Hingga detik ini, masalah hak veto selalu membayangi legitimasi PBB. Dengan hak veto, maka
setiap anggota dari Dewan Keamanan PBB dapat mempengaruhi terjadinya perubahan
substansi secara besar-besaran dari suatu resolusi. Bahkan, hak veto mampu mengancam
terbitnya resolusi yang mampu mengancam terbitnya resolusi yang dianggap tidak
menguntungkan bagi negara pemegang veto. Inilah sebuah kesalahan fatal dari
penyalahgunaan sistem hak veto.
Di lain sisi, para perwakilan negara di PBB kadang mengungkapkan kecenderungan negara
pemegang veto untuk saling mengancam menggunakan vetonya dalam forum tertutup agar
kepentingan mereka masing-masing dapat terpenuhi tanpa sama sekali peduli terhadap negara
anggota tidak tetap. Hal inilah yang terkenal dengan istilah “closet veto”.

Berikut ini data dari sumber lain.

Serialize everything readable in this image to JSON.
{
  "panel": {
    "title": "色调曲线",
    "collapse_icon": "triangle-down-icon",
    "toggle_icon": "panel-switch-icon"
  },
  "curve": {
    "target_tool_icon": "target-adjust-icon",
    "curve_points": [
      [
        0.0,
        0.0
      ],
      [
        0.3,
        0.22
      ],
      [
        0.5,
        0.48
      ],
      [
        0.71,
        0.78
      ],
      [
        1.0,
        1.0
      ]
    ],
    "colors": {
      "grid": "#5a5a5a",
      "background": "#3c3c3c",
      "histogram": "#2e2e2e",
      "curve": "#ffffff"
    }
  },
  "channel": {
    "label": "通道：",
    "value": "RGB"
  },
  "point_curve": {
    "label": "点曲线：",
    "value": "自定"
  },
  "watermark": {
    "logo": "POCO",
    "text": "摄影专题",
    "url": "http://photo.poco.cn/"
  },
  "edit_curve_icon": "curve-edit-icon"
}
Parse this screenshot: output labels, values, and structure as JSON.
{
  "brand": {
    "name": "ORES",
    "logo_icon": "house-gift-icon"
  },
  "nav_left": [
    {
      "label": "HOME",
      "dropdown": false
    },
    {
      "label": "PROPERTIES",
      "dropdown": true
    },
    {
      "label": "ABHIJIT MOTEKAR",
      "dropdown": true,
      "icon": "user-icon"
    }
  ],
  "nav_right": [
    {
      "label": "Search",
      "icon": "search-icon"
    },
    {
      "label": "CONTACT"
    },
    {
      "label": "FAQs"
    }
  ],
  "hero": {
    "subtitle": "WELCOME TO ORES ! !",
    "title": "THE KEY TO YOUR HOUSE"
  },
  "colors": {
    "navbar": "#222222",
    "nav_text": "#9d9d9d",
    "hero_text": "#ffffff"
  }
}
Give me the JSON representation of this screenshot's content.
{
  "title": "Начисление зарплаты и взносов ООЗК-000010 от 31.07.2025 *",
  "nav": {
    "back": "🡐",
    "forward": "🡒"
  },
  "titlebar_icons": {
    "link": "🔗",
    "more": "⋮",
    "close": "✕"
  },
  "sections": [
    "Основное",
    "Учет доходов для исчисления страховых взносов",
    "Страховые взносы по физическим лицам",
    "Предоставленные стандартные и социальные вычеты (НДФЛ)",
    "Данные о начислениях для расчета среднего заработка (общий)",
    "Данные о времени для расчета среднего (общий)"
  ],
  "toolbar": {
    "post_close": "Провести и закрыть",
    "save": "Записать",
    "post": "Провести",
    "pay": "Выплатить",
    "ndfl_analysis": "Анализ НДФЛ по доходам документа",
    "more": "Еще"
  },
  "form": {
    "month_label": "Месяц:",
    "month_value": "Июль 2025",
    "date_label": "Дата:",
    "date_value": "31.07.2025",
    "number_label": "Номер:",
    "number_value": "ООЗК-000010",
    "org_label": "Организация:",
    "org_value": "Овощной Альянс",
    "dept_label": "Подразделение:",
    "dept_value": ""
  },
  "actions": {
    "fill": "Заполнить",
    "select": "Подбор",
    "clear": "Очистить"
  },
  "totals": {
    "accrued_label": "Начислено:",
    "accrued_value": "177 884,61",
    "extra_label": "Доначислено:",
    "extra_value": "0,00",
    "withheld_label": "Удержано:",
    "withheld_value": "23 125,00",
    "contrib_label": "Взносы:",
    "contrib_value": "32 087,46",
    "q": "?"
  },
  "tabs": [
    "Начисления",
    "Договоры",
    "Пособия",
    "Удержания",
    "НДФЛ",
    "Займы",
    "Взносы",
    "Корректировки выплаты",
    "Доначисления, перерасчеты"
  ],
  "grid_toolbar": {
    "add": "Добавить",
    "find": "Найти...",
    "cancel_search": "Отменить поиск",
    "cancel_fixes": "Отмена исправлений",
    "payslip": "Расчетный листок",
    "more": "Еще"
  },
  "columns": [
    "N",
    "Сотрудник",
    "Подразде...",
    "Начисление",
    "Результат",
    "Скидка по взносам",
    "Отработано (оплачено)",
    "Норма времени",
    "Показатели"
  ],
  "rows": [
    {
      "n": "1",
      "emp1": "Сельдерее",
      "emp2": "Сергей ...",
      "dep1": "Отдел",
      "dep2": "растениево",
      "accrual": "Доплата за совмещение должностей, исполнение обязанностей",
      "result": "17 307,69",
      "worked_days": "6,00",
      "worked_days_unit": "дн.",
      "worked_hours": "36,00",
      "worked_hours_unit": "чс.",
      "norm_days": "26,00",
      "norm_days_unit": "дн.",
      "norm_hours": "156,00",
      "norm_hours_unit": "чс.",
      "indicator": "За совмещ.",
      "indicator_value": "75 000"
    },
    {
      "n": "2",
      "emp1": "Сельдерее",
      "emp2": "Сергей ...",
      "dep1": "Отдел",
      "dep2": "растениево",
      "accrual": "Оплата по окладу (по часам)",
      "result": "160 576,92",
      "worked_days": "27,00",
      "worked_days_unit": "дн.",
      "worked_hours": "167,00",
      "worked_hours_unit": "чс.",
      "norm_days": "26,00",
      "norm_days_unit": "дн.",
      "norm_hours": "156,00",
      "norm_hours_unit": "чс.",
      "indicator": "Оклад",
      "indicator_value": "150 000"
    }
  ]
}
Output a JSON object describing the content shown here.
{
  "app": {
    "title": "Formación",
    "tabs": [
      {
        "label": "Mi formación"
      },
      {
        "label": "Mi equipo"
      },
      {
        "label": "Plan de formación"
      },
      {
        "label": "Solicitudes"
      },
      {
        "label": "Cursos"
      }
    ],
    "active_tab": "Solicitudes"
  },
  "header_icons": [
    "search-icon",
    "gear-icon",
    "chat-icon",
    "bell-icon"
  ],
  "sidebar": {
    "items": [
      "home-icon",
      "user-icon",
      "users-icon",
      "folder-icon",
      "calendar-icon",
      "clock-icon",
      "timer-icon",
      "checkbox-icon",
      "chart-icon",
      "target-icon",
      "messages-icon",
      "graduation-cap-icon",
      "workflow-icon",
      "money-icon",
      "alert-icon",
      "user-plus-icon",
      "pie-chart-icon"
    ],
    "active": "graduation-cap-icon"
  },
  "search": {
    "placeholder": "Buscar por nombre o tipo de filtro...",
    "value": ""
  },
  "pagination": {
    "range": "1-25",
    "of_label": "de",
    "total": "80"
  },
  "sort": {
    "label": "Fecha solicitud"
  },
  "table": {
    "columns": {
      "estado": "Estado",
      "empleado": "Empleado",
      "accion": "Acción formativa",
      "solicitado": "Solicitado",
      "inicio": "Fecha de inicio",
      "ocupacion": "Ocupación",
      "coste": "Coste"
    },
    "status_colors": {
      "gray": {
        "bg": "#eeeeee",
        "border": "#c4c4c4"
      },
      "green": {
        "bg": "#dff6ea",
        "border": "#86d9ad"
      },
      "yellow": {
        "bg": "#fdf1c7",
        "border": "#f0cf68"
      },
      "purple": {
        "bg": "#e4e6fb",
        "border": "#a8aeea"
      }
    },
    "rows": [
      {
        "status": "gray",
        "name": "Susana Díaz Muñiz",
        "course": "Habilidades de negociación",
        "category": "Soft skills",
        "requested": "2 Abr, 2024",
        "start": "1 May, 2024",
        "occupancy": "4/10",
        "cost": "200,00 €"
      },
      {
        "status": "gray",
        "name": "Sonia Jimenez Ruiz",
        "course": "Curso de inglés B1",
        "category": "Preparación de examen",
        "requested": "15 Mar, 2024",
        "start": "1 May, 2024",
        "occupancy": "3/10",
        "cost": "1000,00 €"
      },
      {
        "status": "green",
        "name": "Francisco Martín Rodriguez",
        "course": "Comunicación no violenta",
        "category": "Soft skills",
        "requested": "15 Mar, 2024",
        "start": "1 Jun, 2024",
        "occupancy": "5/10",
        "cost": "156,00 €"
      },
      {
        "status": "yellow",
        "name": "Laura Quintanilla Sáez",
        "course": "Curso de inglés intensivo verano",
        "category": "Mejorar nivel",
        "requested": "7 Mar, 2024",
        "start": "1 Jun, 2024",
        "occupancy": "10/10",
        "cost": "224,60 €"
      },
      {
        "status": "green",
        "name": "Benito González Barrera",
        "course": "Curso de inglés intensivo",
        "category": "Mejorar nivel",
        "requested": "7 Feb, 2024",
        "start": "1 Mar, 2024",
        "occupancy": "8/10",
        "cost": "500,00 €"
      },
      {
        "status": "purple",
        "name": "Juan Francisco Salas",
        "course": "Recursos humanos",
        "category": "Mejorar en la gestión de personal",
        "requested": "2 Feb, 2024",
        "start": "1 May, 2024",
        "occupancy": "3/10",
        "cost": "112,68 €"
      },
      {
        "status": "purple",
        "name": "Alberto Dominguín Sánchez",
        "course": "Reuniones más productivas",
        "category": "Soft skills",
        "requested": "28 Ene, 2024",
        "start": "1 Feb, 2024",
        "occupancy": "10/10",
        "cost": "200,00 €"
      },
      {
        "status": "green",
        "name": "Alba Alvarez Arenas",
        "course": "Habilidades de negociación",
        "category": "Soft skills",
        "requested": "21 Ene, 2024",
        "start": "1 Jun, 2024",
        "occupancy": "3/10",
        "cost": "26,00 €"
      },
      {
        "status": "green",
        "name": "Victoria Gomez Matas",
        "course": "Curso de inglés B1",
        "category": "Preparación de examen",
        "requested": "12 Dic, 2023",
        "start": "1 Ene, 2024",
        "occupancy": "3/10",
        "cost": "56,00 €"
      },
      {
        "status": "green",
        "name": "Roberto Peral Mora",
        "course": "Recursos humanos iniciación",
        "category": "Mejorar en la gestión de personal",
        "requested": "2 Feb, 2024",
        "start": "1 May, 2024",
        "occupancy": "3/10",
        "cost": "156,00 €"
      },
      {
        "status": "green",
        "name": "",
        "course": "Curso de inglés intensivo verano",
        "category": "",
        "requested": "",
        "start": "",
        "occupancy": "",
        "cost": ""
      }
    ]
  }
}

Sejak pertengahan tahun ‘90-an telah berulangkali ditegaskan terhadap ketidaksetujuan akan
penggunaaan hak veto, sebab hal itu sama saja memberikan jaminan atas ekslusifitas dan
dominasi peran negara anggota Dewan Keamanan PBB. Walaupun mereka selalu mengatakan
bahwa veto adalah jalan terakhir, tapi pada kenyataannya mereka beberapa kali menggunakan
hak veto secara sembunyi-sembunyi.

Kredibilitas Dewan Keamanan semakin dipertanyakan, khususnya mengenai keabsahan


penggunaan hak veto yang dimiliki oleh lima anggota tetap Dewan Keamanan. Sinyalemen
kuat tersebut setidaknya datang dari negara-negara yang tergabung dalam Liga Arab yang
selama ini merasa tidak pernah memperoleh tempat dalam menyampaikan suaranya. Dampak
buruk dari peristiwa ini dipastikan akan membawa angin segar bagi pihak Israel bahwa mereka
mempunyai legitimasi perlindungan atas hukum guna melanjutkan pembantaian warga
palestina melalui agresi-agresi berikutnya.

Dari penjabaran di atas sudah seharusnya kita menyuarakan agar hak veto dikaji ulang. Seperti
kita ketahui, pemberian hak veto bagi Anggota Tetap DK PBB tidak terlepas dari faktor Perang
Dunia II dimana negara-negara pemenang perang memiliki hak veto dan dikuatkan melalui
Pasal 27 Piagam PBB. Artinya, pemberian hak veto sedikit banyak merupakan ambisi negara-
negara pemenang perang untuk tetap memiliki kekuatan mengendalikan jalannya dunia. PBB
hanya milik dari lima negara pemegang hak veto yang saling tumpang tindih dalam
memperjuangkan kepentingan nasional atau national interest dalam menggunakan hak veto.
PBB bukan lagi sebuah organisasi internasional seidela penjabaran dari Piagam PBB. PBB
bukan lagi PBB yang sesuai pada hakikatnya, melainkan sebuah lembaga yang melegitimasi
kepentingan nasional lima negara pemegang hak veto.

Berpikir bijak, keputusan PBB menyangkut urusan apapun tetap berada di Majelis Umum (MU)
sebagai representasi seluruh anggota tanpa intervensi negara-negara di DK PBB. Ringkasnya,
kita dituntut untuk menyuarakan penghapusan hak veto itu secara konsisten termasuk
mendesak kelima negara pemilik hak veto agar bersedia melepaskan hak vetonya.